In June 2014, we acquired Precision Genome Engineering Inc., or Pregenen, a company with a sophisticated, advanced gene editing technology platform and research team. Our integrated teams are expanding our discovery research efforts in this emerging field. We are testing homing endonuclease and megaTAL gene editing technologies in a variety of potential applications and disease areas, including hematology and oncology. Reprogrammed homing endonucleases and megaTALs are novel enzymes that provide a highly specific and efficient way to potentially treat a variety of diseases by silencing, editing or inserting genetic components into a cell.
Structural depiction of a homing endonuclease bound to its DNA target. Homing endonucleases are compact proteins able to wrap around and effectively ‘saddle’ DNA. When they identify a DNA sequence that fits into their pattern of amino acid chemistries, they are able to cleave that DNA sequence. Such DNA recognition chemistries can be reprogrammed by our protein engineers to operate on DNA target sequences of our choosing.
Homing endonucleases can be paired with TAL arrays – modular and therefore easily reprogrammable DNA recognition components – creating hybrid “megaTAL” proteins with advanced DNA recognition characteristics. megaTALs are the most efficient genome editing ‘machines’ yet devised, landing at and modifying their target sites with extreme precision and efficiency.
All the gene editing technologies currently being explored by the pharmaceutical industry, including zinc finger nucleases, CRISPR (clustered, regularly interspaced short palindromic repeats)/Cas9 (CRISPR associated protein 9) and TALENs (transcription activator-like effector nucleases), share DNA recognition and DNA cutting functions. They all differ in specificity, size, ease of delivery, and the detailed biochemistry that underlies their DNA recognition, cleavage, and repair mechanisms. Homing endonucleases are the only monomeric, naturally occurring proteins to bind and cleave DNA in a highly sequenced specific fashion. megaTALs are fusion proteins that combine homing endonucleases with the modular DNA binding domains of TALENs, resulting in improved DNA sequence targeting and unparalleled gene editing efficiencies. Since these hybrid nucleases still cut DNA using homing endonuclease cleavage biochemistry, they engage DNA repair pathways in a manner distinct from all other gene editing nucleases. The compact format and ultra-efficient nature of our nucleases make them powerful tools in our ongoing effort to build advanced gene editing processes and products for a broad range of therapeutic applications.

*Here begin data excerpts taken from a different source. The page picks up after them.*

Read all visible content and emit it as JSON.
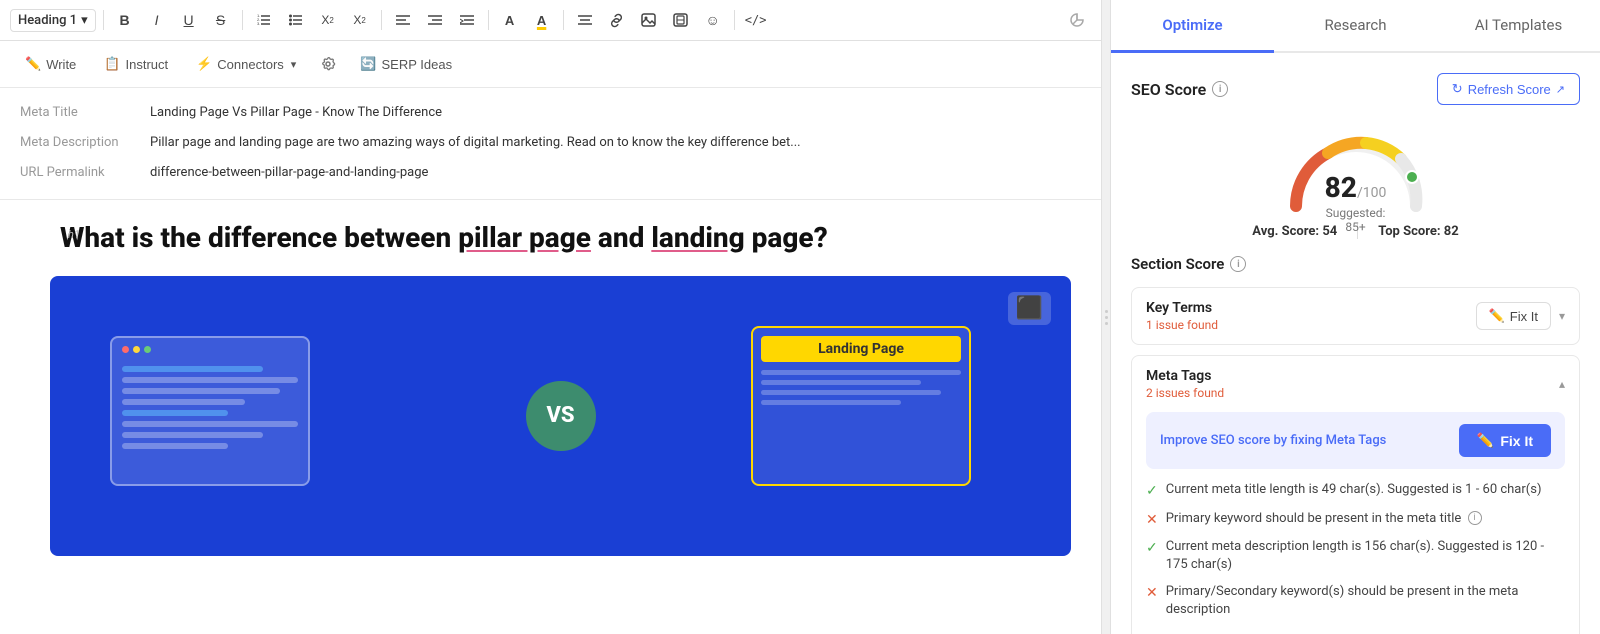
{
  "editor": {
    "heading_select": "Heading 1",
    "toolbar_buttons": [
      "B",
      "I",
      "U",
      "S"
    ],
    "sub_toolbar": {
      "write": "Write",
      "instruct": "Instruct",
      "connectors": "Connectors",
      "serp_ideas": "SERP Ideas"
    },
    "meta": {
      "title_label": "Meta Title",
      "title_value": "Landing Page Vs Pillar Page - Know The Difference",
      "description_label": "Meta Description",
      "description_value": "Pillar page and landing page are two amazing ways of digital marketing. Read on to know the key difference bet...",
      "url_label": "URL Permalink",
      "url_value": "difference-between-pillar-page-and-landing-page"
    },
    "h1_label": "h1",
    "img_label": "img",
    "article_title_part1": "What is the difference between ",
    "article_title_keyword1": "pillar page",
    "article_title_part2": " and ",
    "article_title_keyword2": "landing",
    "article_title_part3": " page?",
    "vs_text": "VS"
  },
  "right_panel": {
    "tabs": [
      {
        "id": "optimize",
        "label": "Optimize"
      },
      {
        "id": "research",
        "label": "Research"
      },
      {
        "id": "ai_templates",
        "label": "AI Templates"
      }
    ],
    "active_tab": "optimize",
    "seo_score": {
      "title": "SEO Score",
      "refresh_btn": "Refresh Score",
      "score": "82",
      "score_max": "/100",
      "suggested_label": "Suggested: 85+",
      "avg_label": "Avg. Score:",
      "avg_value": "54",
      "top_label": "Top Score:",
      "top_value": "82"
    },
    "section_score": {
      "title": "Section Score",
      "items": [
        {
          "title": "Key Terms",
          "issue_count": "1 issue found",
          "fix_it_label": "Fix It",
          "expanded": false
        },
        {
          "title": "Meta Tags",
          "issue_count": "2 issues found",
          "fix_it_label": "Fix It",
          "expanded": true,
          "banner_text": "Improve SEO score by fixing Meta Tags",
          "banner_fix_label": "Fix It",
          "checks": [
            {
              "ok": true,
              "text": "Current meta title length is 49 char(s). Suggested is 1 - 60 char(s)"
            },
            {
              "ok": false,
              "text": "Primary keyword should be present in the meta title",
              "has_info": true
            },
            {
              "ok": true,
              "text": "Current meta description length is 156 char(s). Suggested is 120 - 175 char(s)"
            },
            {
              "ok": false,
              "text": "Primary/Secondary keyword(s) should be present in the meta description"
            }
          ]
        }
      ]
    }
  }
}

In collaboration with leading academic institutions, we are using our gene editing platform to potentially discover and develop new, more advanced versions of our current ex vivo gene therapy product candidates, and to explore expansions into new disease indications.

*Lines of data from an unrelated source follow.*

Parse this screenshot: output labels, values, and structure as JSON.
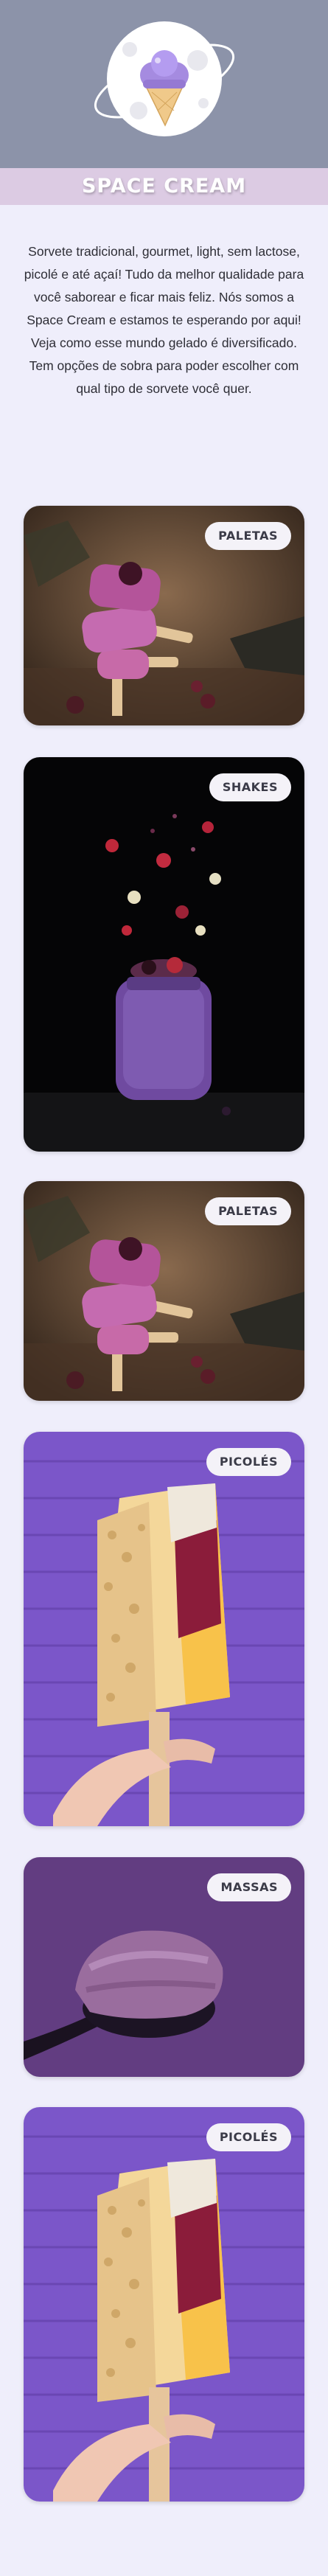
{
  "header": {
    "logo_icon": "ice-cream-planet-icon",
    "title": "SPACE CREAM",
    "colors": {
      "header_bg": "#8c93a9",
      "band": "#dccbe3",
      "page_bg": "#efeefb"
    }
  },
  "intro": {
    "text": "Sorvete tradicional, gourmet, light, sem lactose, picolé e até açaí! Tudo da melhor qualidade para você saborear e ficar mais feliz. Nós somos a Space Cream e estamos te esperando por aqui! Veja como esse mundo gelado é diversificado. Tem opções de sobra para poder escolher com qual tipo de sorvete você quer."
  },
  "cards": [
    {
      "label": "PALETAS",
      "image": "berry-paletas-stack-photo"
    },
    {
      "label": "SHAKES",
      "image": "berry-shake-jar-photo"
    },
    {
      "label": "PALETAS",
      "image": "berry-paletas-stack-photo"
    },
    {
      "label": "PICOLÉS",
      "image": "popsicle-purple-wall-photo"
    },
    {
      "label": "MASSAS",
      "image": "ice-cream-scoop-photo"
    },
    {
      "label": "PICOLÉS",
      "image": "popsicle-purple-wall-photo"
    }
  ]
}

Our CAR T cell technology also brings gene editing tools to the immunotherapy field. Our homing endonuclease and megaTAL technology offer a number of additional options to manipulate the gene of a cancer patient’s T cells in hopes of further increasing the specificity of anti-tumor activity and potentially make them more potent. Specificity and potency are essential to the development of CAR T cell therapies for effectively treating solid tumor cancers such as breast, prostate and colon cancer.